- Mount Margaret
- Coordinates: 28.794°0′S 122.186°0′E﻿ / ﻿28.794°S 122.186°E
- Country: Australia
- State: Western Australia
- LGA: Shire of Laverton;
- Location: 20 km (12 mi) south west of Laverton;

Government
- • State electorate: Kalgoorlie;
- • Federal division: O'Connor;
- Postcode: 6440

= Mount Margaret Aboriginal Community =

Community in Western Australia

Mount Margaret Community (formerly Mount Margaret Mission) is a medium-sized Aboriginal community 20 km south west of Laverton in the Goldfields-Esperance region of Western Australia, within the Shire of Laverton.

The community is managed through its incorporated body, Aboriginal Movement for Outback Survival Aboriginal Corporation, incorporated under the Aboriginal Councils and Associations Act 1976 on 12 September 1997.

== History ==
The site of the community that is now Mount Margaret was founded as a mission by the United Aborigines Mission in 1921, and soon drew Aboriginal people from surrounding areas. By 1928, after the mission became the central rationing station for the whole district, the WA Government moved the Mount Margaret mission further east.

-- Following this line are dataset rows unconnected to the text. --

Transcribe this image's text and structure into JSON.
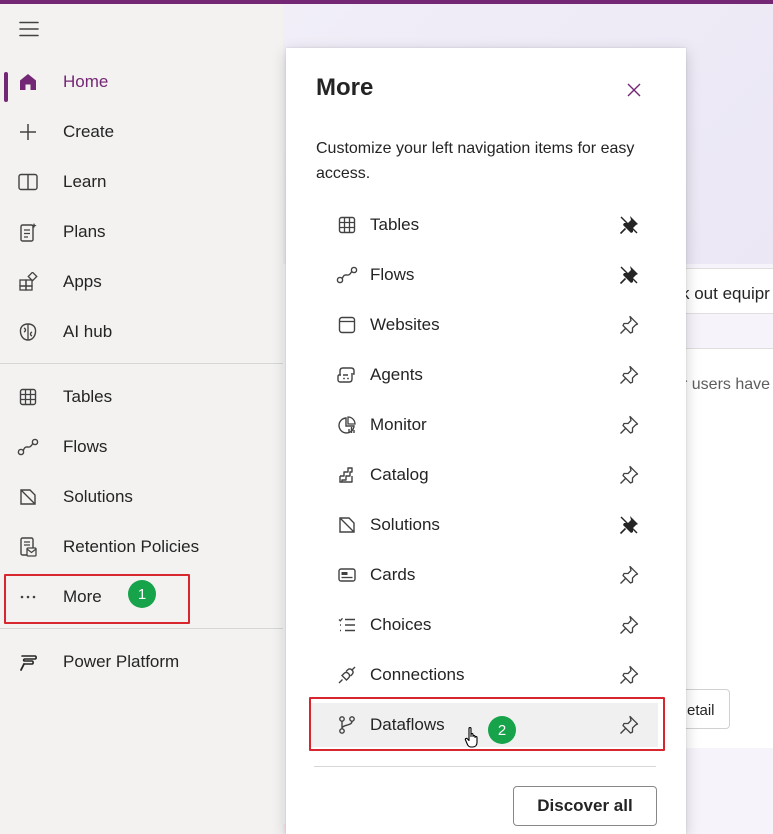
{
  "sidebar": {
    "items": [
      {
        "label": "Home",
        "icon": "home-icon",
        "active": true
      },
      {
        "label": "Create",
        "icon": "plus-icon"
      },
      {
        "label": "Learn",
        "icon": "book-icon"
      },
      {
        "label": "Plans",
        "icon": "plans-icon"
      },
      {
        "label": "Apps",
        "icon": "apps-icon"
      },
      {
        "label": "AI hub",
        "icon": "ai-hub-icon"
      }
    ],
    "pinned": [
      {
        "label": "Tables",
        "icon": "table-icon"
      },
      {
        "label": "Flows",
        "icon": "flows-icon"
      },
      {
        "label": "Solutions",
        "icon": "solutions-icon"
      },
      {
        "label": "Retention Policies",
        "icon": "retention-icon"
      }
    ],
    "more": {
      "label": "More",
      "icon": "ellipsis-icon",
      "badge": "1"
    },
    "platform": {
      "label": "Power Platform",
      "icon": "power-platform-icon"
    }
  },
  "flyout": {
    "title": "More",
    "description": "Customize your left navigation items for easy access.",
    "items": [
      {
        "label": "Tables",
        "icon": "table-icon",
        "pinned": true
      },
      {
        "label": "Flows",
        "icon": "flows-icon",
        "pinned": true
      },
      {
        "label": "Websites",
        "icon": "websites-icon",
        "pinned": false
      },
      {
        "label": "Agents",
        "icon": "agents-icon",
        "pinned": false
      },
      {
        "label": "Monitor",
        "icon": "monitor-icon",
        "pinned": false
      },
      {
        "label": "Catalog",
        "icon": "catalog-icon",
        "pinned": false
      },
      {
        "label": "Solutions",
        "icon": "solutions-icon",
        "pinned": true
      },
      {
        "label": "Cards",
        "icon": "cards-icon",
        "pinned": false
      },
      {
        "label": "Choices",
        "icon": "choices-icon",
        "pinned": false
      },
      {
        "label": "Connections",
        "icon": "connections-icon",
        "pinned": false
      },
      {
        "label": "Dataflows",
        "icon": "dataflows-icon",
        "pinned": false,
        "badge": "2"
      }
    ],
    "discover_label": "Discover all"
  },
  "background": {
    "card_text": "k out equipr",
    "panel_text": "r users have",
    "detail_label": "etail"
  },
  "colors": {
    "accent": "#742774",
    "callout": "#d7262d",
    "badge": "#16a34a"
  }
}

The process of establishing formal independence from the United Aborigines Mission was concluded in 1976, with the Aboriginal Movement for Outback Survival Aboriginal Corporation, an association formed by past and present Mount Margaret residents taking over responsibility for the community.

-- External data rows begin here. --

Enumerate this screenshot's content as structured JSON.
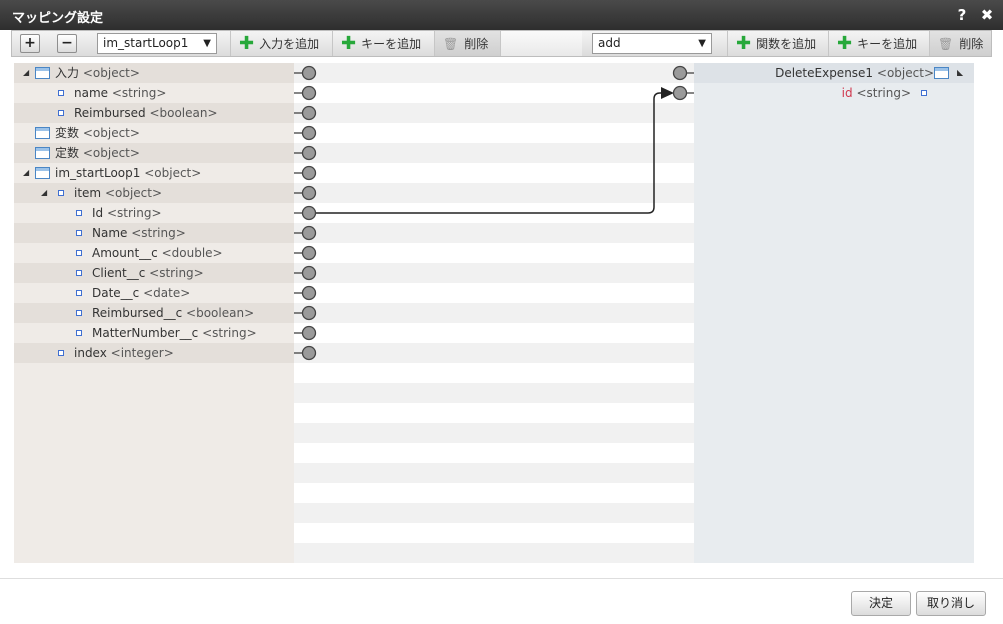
{
  "window": {
    "title": "マッピング設定",
    "help_label": "?",
    "close_label": "✖"
  },
  "toolbar": {
    "expand_label": "+",
    "collapse_label": "−",
    "left_select": "im_startLoop1",
    "add_input": "入力を追加",
    "add_key_left": "キーを追加",
    "delete_left": "削除",
    "right_select": "add",
    "add_function": "関数を追加",
    "add_key_right": "キーを追加",
    "delete_right": "削除"
  },
  "source_tree": [
    {
      "name": "入力",
      "type": "<object>",
      "expand": "◢",
      "icon": "object"
    },
    {
      "name": "name",
      "type": "<string>",
      "icon": "leaf"
    },
    {
      "name": "Reimbursed",
      "type": "<boolean>",
      "icon": "leaf"
    },
    {
      "name": "変数",
      "type": "<object>",
      "icon": "object"
    },
    {
      "name": "定数",
      "type": "<object>",
      "icon": "object"
    },
    {
      "name": "im_startLoop1",
      "type": "<object>",
      "expand": "◢",
      "icon": "object"
    },
    {
      "name": "item",
      "type": "<object>",
      "expand": "◢",
      "icon": "leaf"
    },
    {
      "name": "Id",
      "type": "<string>",
      "icon": "leaf"
    },
    {
      "name": "Name",
      "type": "<string>",
      "icon": "leaf"
    },
    {
      "name": "Amount__c",
      "type": "<double>",
      "icon": "leaf"
    },
    {
      "name": "Client__c",
      "type": "<string>",
      "icon": "leaf"
    },
    {
      "name": "Date__c",
      "type": "<date>",
      "icon": "leaf"
    },
    {
      "name": "Reimbursed__c",
      "type": "<boolean>",
      "icon": "leaf"
    },
    {
      "name": "MatterNumber__c",
      "type": "<string>",
      "icon": "leaf"
    },
    {
      "name": "index",
      "type": "<integer>",
      "icon": "leaf"
    }
  ],
  "target_tree": [
    {
      "name": "DeleteExpense1",
      "type": "<object>",
      "expand": "◣",
      "icon": "object"
    },
    {
      "name": "id",
      "type": "<string>",
      "icon": "leaf",
      "required": true
    }
  ],
  "mapping": {
    "from": "Id",
    "to": "id"
  },
  "footer": {
    "ok_label": "決定",
    "cancel_label": "取り消し"
  },
  "colors": {
    "title_bar": "#3a3a3a",
    "add_icon": "#27a83a",
    "required_field": "#d0384e",
    "connector_line": "#222222"
  }
}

The hospital building has been assessed for heritage value.

== Native title ==
The community is located within the registered Nyalpa Pirniku (WAD91/2019) native title claim area.

== Education ==
Children of school age at Mount Margaret attend The Mount Margaret Remote Community School. The school caters for K to Year 7. Aboriginal English is the first language of most of the students, but there are some small cohorts for whom Ngaanyatjarra or Wangkatha is their first language. The traditional language, Wangkatha, is taught as a subject. The large school playground is enhanced by mature trees and neat garden and lawn areas. The students share the responsibility for maintaining the environment.

== Town planning ==
Mt Margaret Layout Plan No.1 has been prepared in accordance with State Planning Policy 3.2 Aboriginal Settlements. Layout Plan No.1 was endorsed by the community on 14 August 2001 and the Western Australian Planning Commission on 9 October 2001.